US: Inflation Bears Start To Growl

The Democrat takeover of Congress is prompting talk of more stimulus and a potential inflation "problem" down the line. Assuming the pandemic ends and the economy reopens fully there will be price level recovery in many sectors, but there are plenty of reasons that suggest fears of sustained high inflation readings are misplaced.

Inflation readings on the rise

Covid vaccinations and an economic reopening were already in most forecasts, but the Senate run-off election results from Georgia now make a swifter, more aggressive fiscal stimulus look more probable than just a few weeks ago. On the back of this, I’ve received more questions on inflation in the past week than I have in the whole of the previous 10 months and today’s CPI report is unlikely to dampen the fervor.

Headline inflation rose 0.4% month-on-month or 1.4% year-on-year, led by a 4% jump in energy prices. The core rate (excluding the volatile food and energy components) was more benign, rising 0.1% MoM%/1.6% YoY as the weak housing component held down the rest of the basket of goods and services. That said the YoY inflation rate is starting to climb – the annual rate of headline inflation was only 1.2% in November after bottoming out at 0.1%YoY in May.

Looking ahead, inflation will continue to rise. Assuming we do see a full reopening in the months ahead, the combination of increased demand in an economy that has seen supply capacity shrink is likely to generate rapid price increases in several components of the inflation basket. The question is whether this is merely price level recovery or the start of something longer-lasting and potentially destabilizing.
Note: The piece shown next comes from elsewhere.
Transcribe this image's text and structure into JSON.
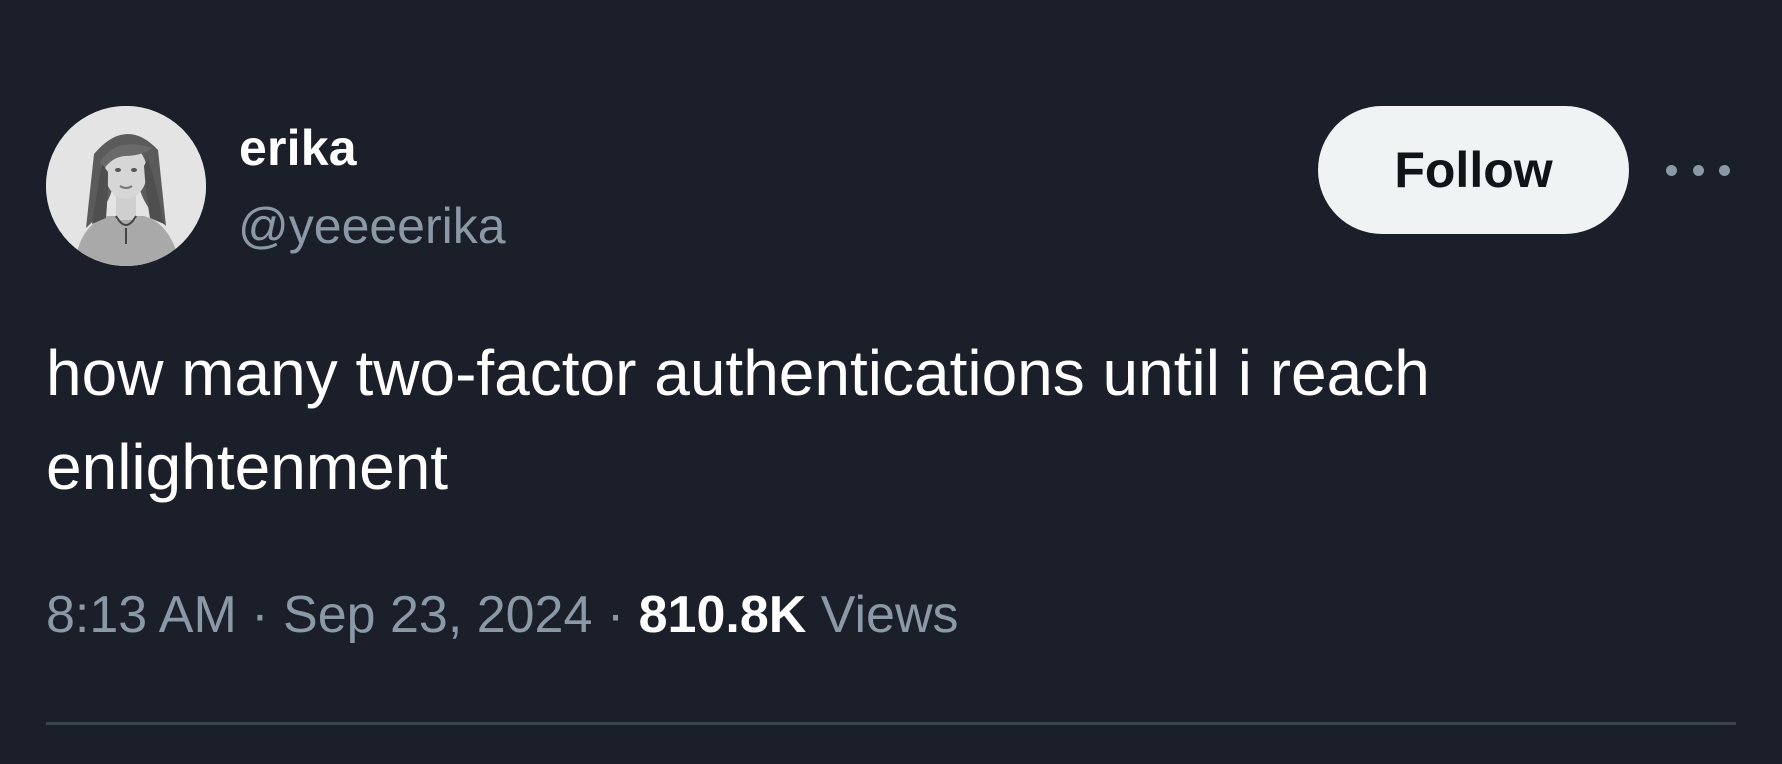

Market inflation expectations have moved higher - implied 10Y break even inflation rate using government index-linked bonds (%)

(Click on image to enlarge)

Source: Macrobond, ING

Price level recovery – not “inflation”

My view is that it is the former, although I do think that the consensus amongst economists looks a little complacent in the near-term. Out of 51 responses to Bloomberg’s monthly survey, the average forecast is for headline CPI to peak at 2.6% in 2Q. Personally, I see headline inflation pushing above 3% YoY in 2Q/3Q with core inflation (excluding food and energy) heading past 2.5% YoY.

However, comparing price levels between 2Q 2020 and 2Q 2021 gives a hugely misleading signal as to underlying inflation pressures. 2Q 2020 was when the economic pain of the pandemic was at its peak. Businesses were shut, travel stopped, people were told to stay at home. Companies were desperate for cash to pay staff and creditors so they were willing to sell at deep discounts. Airline fares plunged 30% between February and May, with hotel and motel prices falling 15% and clothing 8%. This was a period of extreme stress and remarkable price moves.